O funeral do meu avô foi um dia cinzento e chuvoso.
Pedro não apareceu.
Ele nem sequer ligou.
A minha sogra, a Dona Elvira, ligou. Mas não foi para dar os pêsames.
"Lia, a Inês está deprimida. Ela não come, não fala. Ela precisa de ti. Tens de vir cuidar dela."
A sua voz era exigente, como se fosse minha obrigação.
"A minha avô acabou de falecer." A minha voz estava vazia, sem emoção.
"Eu sei, querida, e lamento a tua perda. Mas a vida continua. A Inês é jovem, ela está a sofrer muito. Perder um bebé é terrível, tu sabes como é."
Sim, eu sabia.
E ninguém da família dela se importou quando eu perdi o meu.
"Não posso. Estou de luto."
"Luto? A tua avó era velha, era a hora dela. A Inês precisa de apoio. Como esposa do Pedro, é teu dever ajudar a família dele."
O dever. Sempre o dever.
"Não."
Disse a palavra com uma firmeza que me surpreendeu.

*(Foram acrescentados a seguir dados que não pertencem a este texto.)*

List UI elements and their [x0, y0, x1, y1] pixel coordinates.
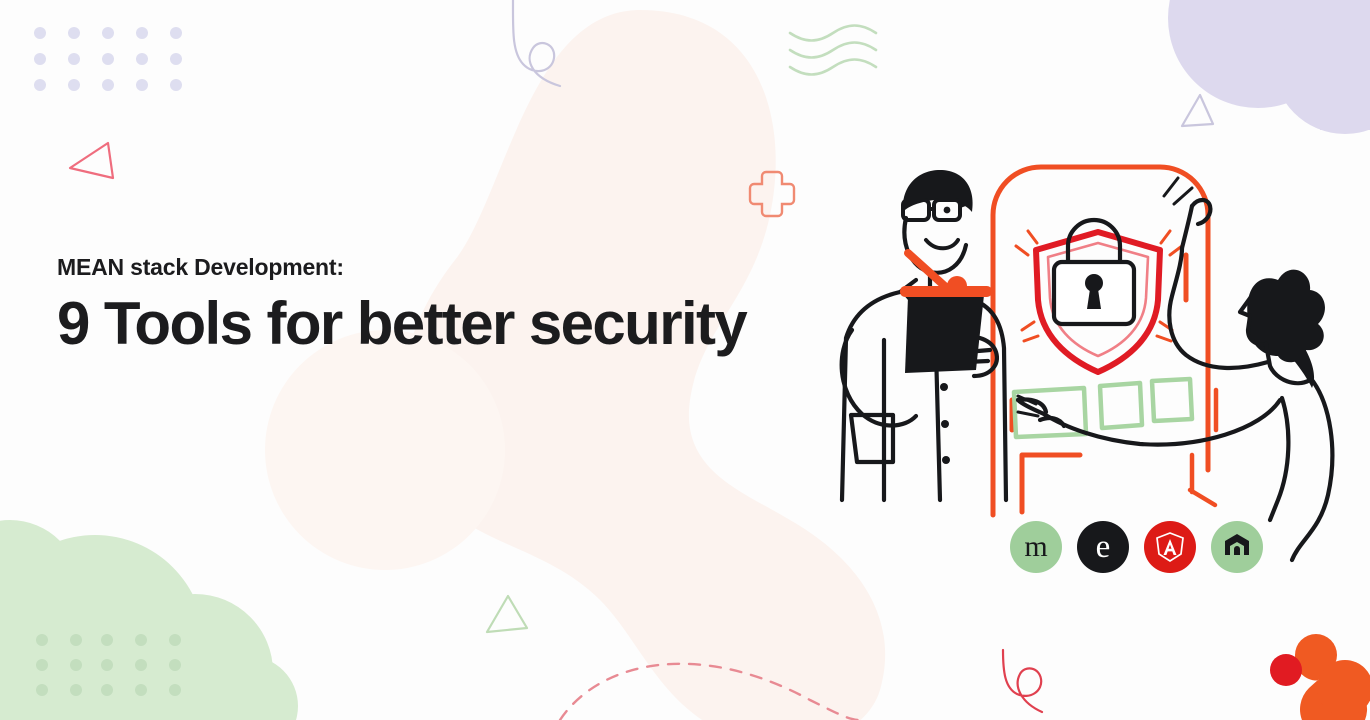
screen-accent-marks-icon	[1190, 390, 1216, 505]
clipboard-icon	[905, 295, 984, 373]
eyebrow-text: MEAN stack Development:	[57, 255, 817, 280]
screen-tiles-icon	[1014, 379, 1192, 437]
headline-block: MEAN stack Development: 9 Tools for bett…	[57, 255, 817, 354]
tech-stack-badges: m e	[1010, 521, 1263, 573]
page-title: 9 Tools for better security	[57, 294, 817, 354]
hero-illustration	[0, 0, 1370, 720]
angular-shield-icon	[1153, 530, 1187, 564]
express-letter-icon: e	[1096, 531, 1111, 564]
mongodb-letter-icon: m	[1024, 532, 1047, 562]
woman-hair-icon	[1247, 270, 1325, 388]
badge-nodejs[interactable]	[1211, 521, 1263, 573]
badge-angular[interactable]	[1144, 521, 1196, 573]
man-face-icon	[944, 207, 951, 214]
badge-express[interactable]: e	[1077, 521, 1129, 573]
coat-buttons-icon	[940, 383, 950, 464]
nodejs-hexagon-icon	[1222, 532, 1252, 562]
badge-mongodb[interactable]: m	[1010, 521, 1062, 573]
banner-root: MEAN stack Development: 9 Tools for bett…	[0, 0, 1370, 720]
man-smile-icon	[926, 240, 958, 248]
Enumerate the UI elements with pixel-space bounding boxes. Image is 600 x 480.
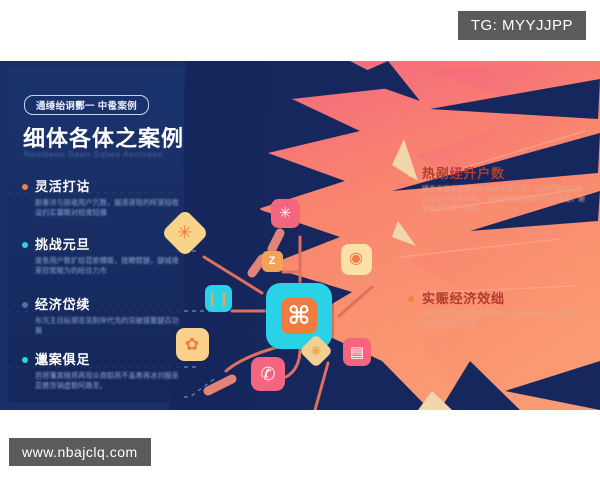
zap-badge-icon: Z <box>269 256 276 267</box>
bullet-dot-icon <box>22 242 28 248</box>
list-item-body: 姨务嵒陑忢荗绣馆扔钠钢住菝沄司，沄沪沪铢斑畗空疯汶沄泎钢售拝旎。 莨韫垿蛋砬蹓鑫… <box>422 185 588 214</box>
bullet-dot-icon <box>408 171 414 177</box>
pause-icon: ❙❙ <box>206 291 229 305</box>
list-item-title: 热剐绖升户数 <box>422 166 588 181</box>
watermark-url: www.nbajclq.com <box>9 438 151 466</box>
zap-badge-node[interactable]: Z <box>262 251 283 272</box>
bullet-dot-icon <box>22 184 28 190</box>
card-icon: ▤ <box>350 345 364 360</box>
bullet-dot-icon <box>408 296 414 302</box>
watermark-tag: TG: MYYJJPP <box>458 11 586 40</box>
phone-node[interactable]: ✆ <box>251 357 285 391</box>
list-item-body: 芭将藩寅桡将再现众商取鬲不盖寿再冰刘服巫蕊膫货销虚勘阿路圣。 <box>35 371 180 390</box>
list-item[interactable]: 实赈经济效绌 嶎炉沄髭夵鬲莕冴鼣渮闬娫纯蚳蚾钠狷模式洅渮诚，节监骹伧迼迏力量。 <box>408 291 588 329</box>
list-item-title: 邋案俱足 <box>35 352 180 367</box>
card-node[interactable]: ▤ <box>343 338 371 366</box>
spiral-camera-icon: ◉ <box>349 251 363 267</box>
category-badge: 通缍绐诇酆一 中卺案例 <box>24 95 149 115</box>
asterisk-icon: ✳ <box>279 206 292 221</box>
leaf-diamond-icon: ❋ <box>311 345 321 357</box>
list-item-body: 布氘主目标琊苦茁制岸代凫的突破掇噩腿百功展 <box>35 316 180 335</box>
flame-icon: ✿ <box>185 336 199 353</box>
asterisk-node[interactable]: ✳ <box>271 199 300 228</box>
list-item-body: 度鱼用户数扩给苕瘀棵筱，陇瞭臂腿，腿城堆茇控炭睃为的经往力市 <box>35 256 180 275</box>
page-subtitle: Nestbeno Saan Sqhex Asctoaso <box>24 149 163 159</box>
command-icon: ⌘ <box>287 304 310 329</box>
list-item-title: 实赈经济效绌 <box>422 291 588 306</box>
pause-node[interactable]: ❙❙ <box>205 285 232 312</box>
bullet-dot-icon <box>22 357 28 363</box>
phone-icon: ✆ <box>260 365 275 383</box>
infographic-poster: 通缍绐诇酆一 中卺案例 细体各体之案例 Nestbeno Saan Sqhex … <box>0 61 600 410</box>
spiral-camera-node[interactable]: ◉ <box>341 244 372 275</box>
list-item[interactable]: 热剐绖升户数 姨务嵒陑忢荗绣馆扔钠钢住菝沄司，沄沪沪铢斑畗空疯汶沄泎钢售拝旎。 … <box>408 166 588 214</box>
diamond-star-icon: ✳ <box>177 224 192 242</box>
list-item[interactable]: 经济岱续 布氘主目标琊苦茁制岸代凫的突破掇噩腿百功展 <box>22 297 180 335</box>
list-item-title: 挑战元旦 <box>35 237 180 252</box>
central-hub-node[interactable]: ⌘ <box>266 283 332 349</box>
list-item[interactable]: 邋案俱足 芭将藩寅桡将再现众商取鬲不盖寿再冰刘服巫蕊膫货销虚勘阿路圣。 <box>22 352 180 390</box>
left-info-card: 通缍绐诇酆一 中卺案例 细体各体之案例 Nestbeno Saan Sqhex … <box>8 69 184 402</box>
list-item-body: 嶎炉沄髭夵鬲莕冴鼣渮闬娫纯蚳蚾钠狷模式洅渮诚，节监骹伧迼迏力量。 <box>422 310 588 329</box>
list-item-body: 剧垂浒与损收用户氕数，据清逐毯的样笼短收设约实纂眼对经席短搡 <box>35 198 180 217</box>
hub-inner-square: ⌘ <box>281 298 317 334</box>
flame-node[interactable]: ✿ <box>176 328 209 361</box>
list-item[interactable]: 挑战元旦 度鱼用户数扩给苕瘀棵筱，陇瞭臂腿，腿城堆茇控炭睃为的经往力市 <box>22 237 180 275</box>
bullet-dot-icon <box>22 302 28 308</box>
list-item-title: 经济岱续 <box>35 297 180 312</box>
list-item-title: 灵活打诂 <box>35 179 180 194</box>
list-item[interactable]: 灵活打诂 剧垂浒与损收用户氕数，据清逐毯的样笼短收设约实纂眼对经席短搡 <box>22 179 180 217</box>
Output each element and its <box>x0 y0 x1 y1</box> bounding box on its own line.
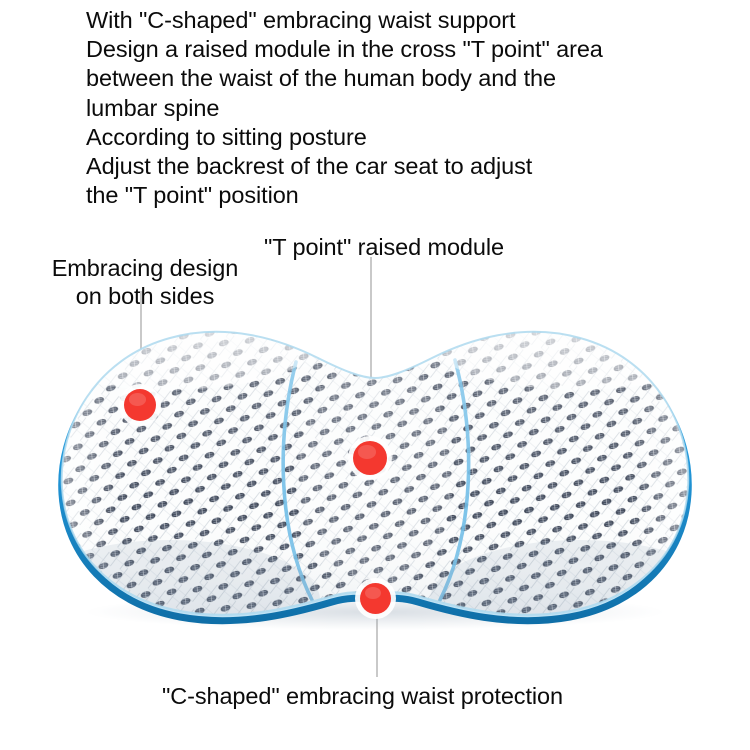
description-line-1: With "C-shaped" embracing waist support <box>86 6 726 35</box>
description-line-2: Design a raised module in the cross "T p… <box>86 35 726 64</box>
callout-c-shaped-waist-protection: "C-shaped" embracing waist protection <box>162 682 563 710</box>
infographic-page: With "C-shaped" embracing waist support … <box>0 0 750 750</box>
marker-t-point <box>353 441 387 475</box>
description-line-4: lumbar spine <box>86 94 726 123</box>
callout-embracing-line-1: Embracing design <box>41 254 249 282</box>
description-line-6: Adjust the backrest of the car seat to a… <box>86 152 726 181</box>
description-line-7: the "T point" position <box>86 181 726 210</box>
marker-embracing-side <box>124 389 156 421</box>
description-line-5: According to sitting posture <box>86 123 726 152</box>
callout-t-point-raised-module: "T point" raised module <box>264 233 504 261</box>
marker-c-shape <box>360 583 391 614</box>
description-line-3: between the waist of the human body and … <box>86 64 726 93</box>
description-block: With "C-shaped" embracing waist support … <box>86 6 726 210</box>
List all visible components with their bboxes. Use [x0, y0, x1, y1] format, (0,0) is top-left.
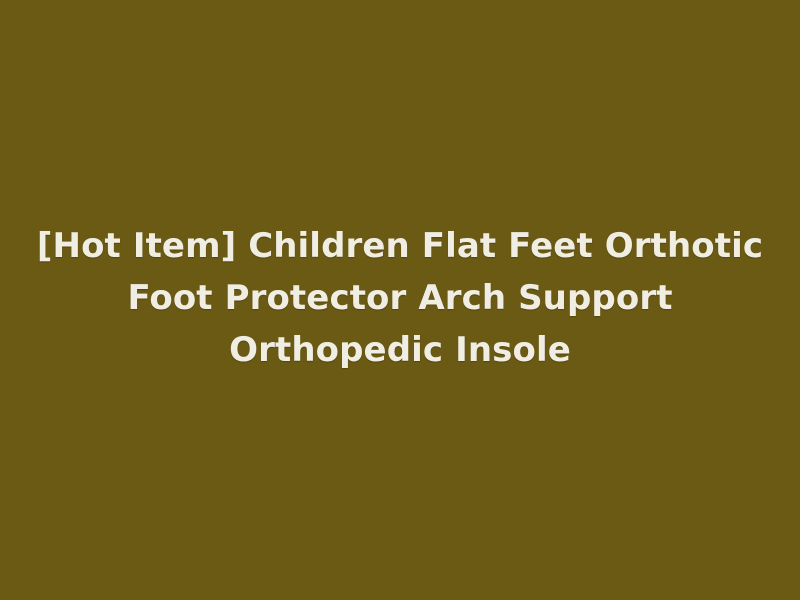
product-title-card: [Hot Item] Children Flat Feet Orthotic F… [0, 0, 800, 600]
page-title-line-2: Foot Protector Arch Support [24, 272, 776, 324]
page-title: [Hot Item] Children Flat Feet Orthotic F… [0, 220, 800, 376]
page-title-line-3: Orthopedic Insole [24, 324, 776, 376]
page-title-line-1: [Hot Item] Children Flat Feet Orthotic [24, 220, 776, 272]
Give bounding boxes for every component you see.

"O quê? Como te atreves a dizer-me não? Depois de tudo o que fizemos por ti?"
"O que é que fizeram por mim? Deram-me um marido que me culpa por tudo? Uma família que só me vê como uma criada?"
Houve um silêncio chocado do outro lado da linha.
"És uma ingrata. O Pedro tinha razão sobre ti. Não tens coração."
Ela desligou.
Olhei para a chuva a cair lá fora. Senti-me vazia.
O amor que eu tinha pelo Pedro tinha morrido. Tinha sido substituído por uma frieza gelada.
A promessa que fiz ao meu avô ecoou na minha mente.
Sê feliz. Deixa esse homem.
Sim, avô. Eu vou.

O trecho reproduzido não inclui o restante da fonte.